Item 8 includes provisions that may indirectly affect a franchisee's financial obligations. For example, it states that provisions requiring franchisees to waive exemplary, punitive, or similar damages are void, except when executed pursuant to a negotiated settlement after the agreement is in effect and where the parties are represented by independent counsel. This could impact the financial consequences of disputes. Additionally, any provision requiring the franchisee to purchase or rent any product or service for more than a fair and reasonable price is unlawful under RCW 19.100.180(2)(d). This clause could be relevant if the franchisee is obligated to purchase certain products or services from the franchisor or approved suppliers.

Item 8 also addresses the franchisor's business judgment, stating that provisions allowing the franchisor to exercise discretion based on reasonable business judgment may be limited or superseded by RCW 19.100.180(1), which requires the parties to deal with each other in good faith. This could potentially influence how fees are determined and applied. Furthermore, the franchisee's obligation to indemnify the franchisor is modified such that the franchisee is not obligated to indemnify the franchisor for losses or liabilities caused by the franchisor's negligence, willful misconduct, strict liability, or fraud.

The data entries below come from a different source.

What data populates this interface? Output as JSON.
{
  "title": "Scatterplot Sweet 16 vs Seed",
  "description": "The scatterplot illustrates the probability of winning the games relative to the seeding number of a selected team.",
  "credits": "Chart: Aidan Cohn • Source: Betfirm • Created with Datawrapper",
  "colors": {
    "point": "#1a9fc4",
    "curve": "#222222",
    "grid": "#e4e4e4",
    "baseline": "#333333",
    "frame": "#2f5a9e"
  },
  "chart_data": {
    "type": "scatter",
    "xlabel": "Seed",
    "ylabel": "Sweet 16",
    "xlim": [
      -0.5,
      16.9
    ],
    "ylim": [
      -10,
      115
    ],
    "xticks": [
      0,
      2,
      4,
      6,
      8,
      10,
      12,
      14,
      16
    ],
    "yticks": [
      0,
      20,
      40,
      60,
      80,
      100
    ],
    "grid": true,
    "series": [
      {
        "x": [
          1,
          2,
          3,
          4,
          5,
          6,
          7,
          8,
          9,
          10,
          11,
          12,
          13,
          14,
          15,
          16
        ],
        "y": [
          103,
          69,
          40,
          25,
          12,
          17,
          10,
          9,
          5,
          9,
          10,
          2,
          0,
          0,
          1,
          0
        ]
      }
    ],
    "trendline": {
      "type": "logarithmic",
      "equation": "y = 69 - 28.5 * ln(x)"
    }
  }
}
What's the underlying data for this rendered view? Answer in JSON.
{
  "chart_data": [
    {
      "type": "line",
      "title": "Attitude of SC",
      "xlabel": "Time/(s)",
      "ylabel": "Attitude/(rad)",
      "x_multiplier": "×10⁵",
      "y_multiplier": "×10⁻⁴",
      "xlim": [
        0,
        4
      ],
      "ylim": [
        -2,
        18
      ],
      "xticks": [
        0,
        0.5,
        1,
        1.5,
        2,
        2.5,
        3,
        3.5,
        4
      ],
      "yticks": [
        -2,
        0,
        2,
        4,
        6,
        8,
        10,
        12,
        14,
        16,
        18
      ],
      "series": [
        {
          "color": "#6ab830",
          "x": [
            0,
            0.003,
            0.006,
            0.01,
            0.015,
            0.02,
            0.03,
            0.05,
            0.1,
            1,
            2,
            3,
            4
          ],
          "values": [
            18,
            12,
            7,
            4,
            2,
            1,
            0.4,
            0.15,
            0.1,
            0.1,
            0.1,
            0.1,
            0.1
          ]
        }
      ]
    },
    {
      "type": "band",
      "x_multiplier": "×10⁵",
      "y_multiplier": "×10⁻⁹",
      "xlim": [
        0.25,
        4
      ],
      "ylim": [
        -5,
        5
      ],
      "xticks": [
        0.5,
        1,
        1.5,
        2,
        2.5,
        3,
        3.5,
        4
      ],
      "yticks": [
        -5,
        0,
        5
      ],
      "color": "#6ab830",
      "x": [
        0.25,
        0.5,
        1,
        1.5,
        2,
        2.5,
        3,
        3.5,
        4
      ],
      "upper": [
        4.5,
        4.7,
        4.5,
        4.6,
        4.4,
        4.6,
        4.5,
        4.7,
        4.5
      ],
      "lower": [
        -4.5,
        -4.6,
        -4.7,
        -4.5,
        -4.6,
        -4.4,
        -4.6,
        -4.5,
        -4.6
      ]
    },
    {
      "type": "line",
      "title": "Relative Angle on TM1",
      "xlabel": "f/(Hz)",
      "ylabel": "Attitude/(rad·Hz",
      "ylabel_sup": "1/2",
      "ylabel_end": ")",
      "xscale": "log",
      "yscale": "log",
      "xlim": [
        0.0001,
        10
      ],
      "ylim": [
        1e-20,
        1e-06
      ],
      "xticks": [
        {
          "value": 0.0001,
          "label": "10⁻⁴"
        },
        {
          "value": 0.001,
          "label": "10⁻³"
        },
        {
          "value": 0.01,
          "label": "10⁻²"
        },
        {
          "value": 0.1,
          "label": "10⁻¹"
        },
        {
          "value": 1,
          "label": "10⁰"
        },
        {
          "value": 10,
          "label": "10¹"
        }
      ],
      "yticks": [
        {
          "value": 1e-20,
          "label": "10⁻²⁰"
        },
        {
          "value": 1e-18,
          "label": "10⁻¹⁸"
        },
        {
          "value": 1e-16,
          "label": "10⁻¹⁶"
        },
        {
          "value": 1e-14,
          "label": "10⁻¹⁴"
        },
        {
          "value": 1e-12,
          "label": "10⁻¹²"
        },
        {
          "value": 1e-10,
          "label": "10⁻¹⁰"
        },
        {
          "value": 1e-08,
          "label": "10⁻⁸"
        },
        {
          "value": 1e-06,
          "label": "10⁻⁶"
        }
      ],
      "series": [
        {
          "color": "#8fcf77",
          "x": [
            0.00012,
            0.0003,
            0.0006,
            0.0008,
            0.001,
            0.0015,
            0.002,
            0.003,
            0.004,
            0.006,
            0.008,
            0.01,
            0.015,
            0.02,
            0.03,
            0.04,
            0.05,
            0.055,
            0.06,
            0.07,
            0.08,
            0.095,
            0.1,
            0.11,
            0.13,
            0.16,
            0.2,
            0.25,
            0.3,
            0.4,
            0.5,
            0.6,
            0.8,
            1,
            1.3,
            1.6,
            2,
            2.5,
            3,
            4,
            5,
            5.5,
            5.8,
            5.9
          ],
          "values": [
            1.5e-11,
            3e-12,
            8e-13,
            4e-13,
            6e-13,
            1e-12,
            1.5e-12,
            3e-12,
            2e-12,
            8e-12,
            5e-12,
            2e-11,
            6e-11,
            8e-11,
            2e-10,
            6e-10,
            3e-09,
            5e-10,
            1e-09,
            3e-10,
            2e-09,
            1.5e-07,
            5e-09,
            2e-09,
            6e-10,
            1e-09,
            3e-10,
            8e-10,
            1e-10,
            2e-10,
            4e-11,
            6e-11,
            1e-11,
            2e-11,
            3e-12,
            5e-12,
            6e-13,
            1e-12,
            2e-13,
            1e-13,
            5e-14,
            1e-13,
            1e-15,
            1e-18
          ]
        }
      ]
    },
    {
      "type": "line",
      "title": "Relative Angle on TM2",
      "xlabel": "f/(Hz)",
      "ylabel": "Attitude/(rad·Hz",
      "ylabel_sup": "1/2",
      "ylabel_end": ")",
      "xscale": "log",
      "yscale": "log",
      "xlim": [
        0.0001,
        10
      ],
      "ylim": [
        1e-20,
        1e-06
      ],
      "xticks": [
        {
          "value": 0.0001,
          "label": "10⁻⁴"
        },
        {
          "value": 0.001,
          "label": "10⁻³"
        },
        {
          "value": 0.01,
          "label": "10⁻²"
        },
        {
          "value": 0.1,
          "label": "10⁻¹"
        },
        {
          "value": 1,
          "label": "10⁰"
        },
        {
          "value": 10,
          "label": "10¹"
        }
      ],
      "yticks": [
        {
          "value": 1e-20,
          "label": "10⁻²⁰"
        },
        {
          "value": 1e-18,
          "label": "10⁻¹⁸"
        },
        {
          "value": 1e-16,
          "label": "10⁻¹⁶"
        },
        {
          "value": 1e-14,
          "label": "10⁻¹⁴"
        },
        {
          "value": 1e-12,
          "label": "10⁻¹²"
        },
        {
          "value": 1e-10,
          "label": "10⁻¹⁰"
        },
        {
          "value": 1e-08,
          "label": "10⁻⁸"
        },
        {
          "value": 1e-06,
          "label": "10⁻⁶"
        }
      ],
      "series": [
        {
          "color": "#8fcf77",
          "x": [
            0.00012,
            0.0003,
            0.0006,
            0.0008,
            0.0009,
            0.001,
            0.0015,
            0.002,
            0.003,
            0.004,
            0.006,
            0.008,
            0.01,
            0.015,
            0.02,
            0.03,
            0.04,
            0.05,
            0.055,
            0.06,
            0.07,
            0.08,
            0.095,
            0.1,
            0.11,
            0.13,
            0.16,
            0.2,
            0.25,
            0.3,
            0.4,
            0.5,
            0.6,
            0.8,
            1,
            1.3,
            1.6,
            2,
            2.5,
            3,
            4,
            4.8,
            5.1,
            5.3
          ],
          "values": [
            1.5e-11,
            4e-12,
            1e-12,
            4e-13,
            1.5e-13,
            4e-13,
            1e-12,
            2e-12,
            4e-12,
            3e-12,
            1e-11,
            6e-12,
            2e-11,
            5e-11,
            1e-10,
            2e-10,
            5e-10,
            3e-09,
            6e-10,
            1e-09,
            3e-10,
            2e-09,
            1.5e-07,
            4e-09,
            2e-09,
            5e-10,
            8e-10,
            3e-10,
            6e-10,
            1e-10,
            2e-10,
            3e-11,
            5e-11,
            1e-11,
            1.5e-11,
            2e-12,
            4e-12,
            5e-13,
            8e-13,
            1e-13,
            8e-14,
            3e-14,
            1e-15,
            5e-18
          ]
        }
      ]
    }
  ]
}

While Item 8 does not directly grant franchisees the ability to negotiate initial or ongoing fees, the stipulations regarding fair pricing, transfer fees, and the franchisor's business judgment could provide some leverage or protection against unreasonable financial demands. A prospective franchisee should seek clarification from Dryject regarding the extent to which fees are negotiable and the specific criteria used to determine those fees.

Disclaimer: This information is extracted from the 2025 Franchise Disclosure Document and is provided for research purposes only. It does not constitute legal or financial advice. Consult with a franchise attorney before making any investment decisions.